代码审查的最大的功用是纯社会性的。如果你在编程,而且知道将会有同事检查你的代码,你编程态度就完全不一样了。你写出的代码将更加整洁,有更好的注释,更好的程序结构——因为你知道,那个你很在意的人将会查看你的程序。没有代码审查,你知道人们最终还是会看你的程序。但这种事情不是立即发生的事,它不会给你带来同等的紧迫感,它不会给你相同的个人评判的那种感受。
The biggest advantage of code review is purely social. If you're programming and you know that your coworkers are going to look at your code, you program differently. You'll write code that's neater, better documented, and better organized -- because you'll know that people who's opinions you care about will be looking at your code. Without review, you know that people will look at code eventually. But because it's not immediate, it doesn't have the same sense of urgency, and it doesn't have the same feeling of personal judgement.
还有一个非常重要的好处。代码审查能传播知识。在很多的开发团队里,经常每一个人负责一个核心模块,每个人都只关注他自己的那个模块。除非是同事的模块影响了自己的程序,他们从不相互交流。这种情况的后果是,每个模块只有一个人熟悉里面的代码。如果这个人休假或——但愿不是——辞职了,其他人则束手无策。通过代码审查,至少会有两个人熟悉这些程序——作者,以及审查者。审查者并不能像程序的作者一样对程序十分了解——但他会熟悉程序的设计和架构,这是极其重要的。

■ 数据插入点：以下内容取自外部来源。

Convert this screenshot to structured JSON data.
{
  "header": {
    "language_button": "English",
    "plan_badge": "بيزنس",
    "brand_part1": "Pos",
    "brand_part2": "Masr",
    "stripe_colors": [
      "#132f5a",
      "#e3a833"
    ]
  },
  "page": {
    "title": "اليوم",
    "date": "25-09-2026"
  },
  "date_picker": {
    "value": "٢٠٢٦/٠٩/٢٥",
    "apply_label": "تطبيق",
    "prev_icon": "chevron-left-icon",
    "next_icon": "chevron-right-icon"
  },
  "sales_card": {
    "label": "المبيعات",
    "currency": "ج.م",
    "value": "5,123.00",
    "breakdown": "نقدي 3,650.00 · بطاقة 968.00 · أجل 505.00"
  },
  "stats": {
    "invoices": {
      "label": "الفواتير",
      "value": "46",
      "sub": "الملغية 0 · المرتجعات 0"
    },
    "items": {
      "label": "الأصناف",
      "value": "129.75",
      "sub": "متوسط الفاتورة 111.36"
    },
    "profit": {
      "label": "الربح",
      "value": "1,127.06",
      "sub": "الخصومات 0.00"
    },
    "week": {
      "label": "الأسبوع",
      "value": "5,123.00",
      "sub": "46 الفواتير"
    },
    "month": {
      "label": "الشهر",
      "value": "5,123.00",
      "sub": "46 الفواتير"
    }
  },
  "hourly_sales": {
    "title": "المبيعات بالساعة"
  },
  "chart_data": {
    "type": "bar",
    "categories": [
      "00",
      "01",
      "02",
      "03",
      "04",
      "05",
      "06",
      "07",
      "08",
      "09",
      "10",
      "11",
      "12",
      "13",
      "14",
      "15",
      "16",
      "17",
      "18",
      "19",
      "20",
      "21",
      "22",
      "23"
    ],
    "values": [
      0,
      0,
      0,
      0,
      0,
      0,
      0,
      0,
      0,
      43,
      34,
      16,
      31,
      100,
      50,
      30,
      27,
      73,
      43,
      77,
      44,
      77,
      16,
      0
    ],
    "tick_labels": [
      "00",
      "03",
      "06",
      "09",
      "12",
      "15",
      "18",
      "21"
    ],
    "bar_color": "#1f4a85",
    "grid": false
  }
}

There's one more big benefit. Code reviews spread knowledge. In a lot of development groups, each person has a core component that they're responsible for, and each person is very focused on their own component. As long as their coworkers components don't break their code, they don't look at it. The effect of this is that for each component, only one person has any familiarity with the code. If that person takes time off or - god forbid - leaves the company, no one knows anything about it. With code review, you have at least two people who are familiar with code - the author, and the reviewer. The reviewer doesn't know as much about the code as the author - but they're familiar with the design and the structure of it, which is incredibly valuable.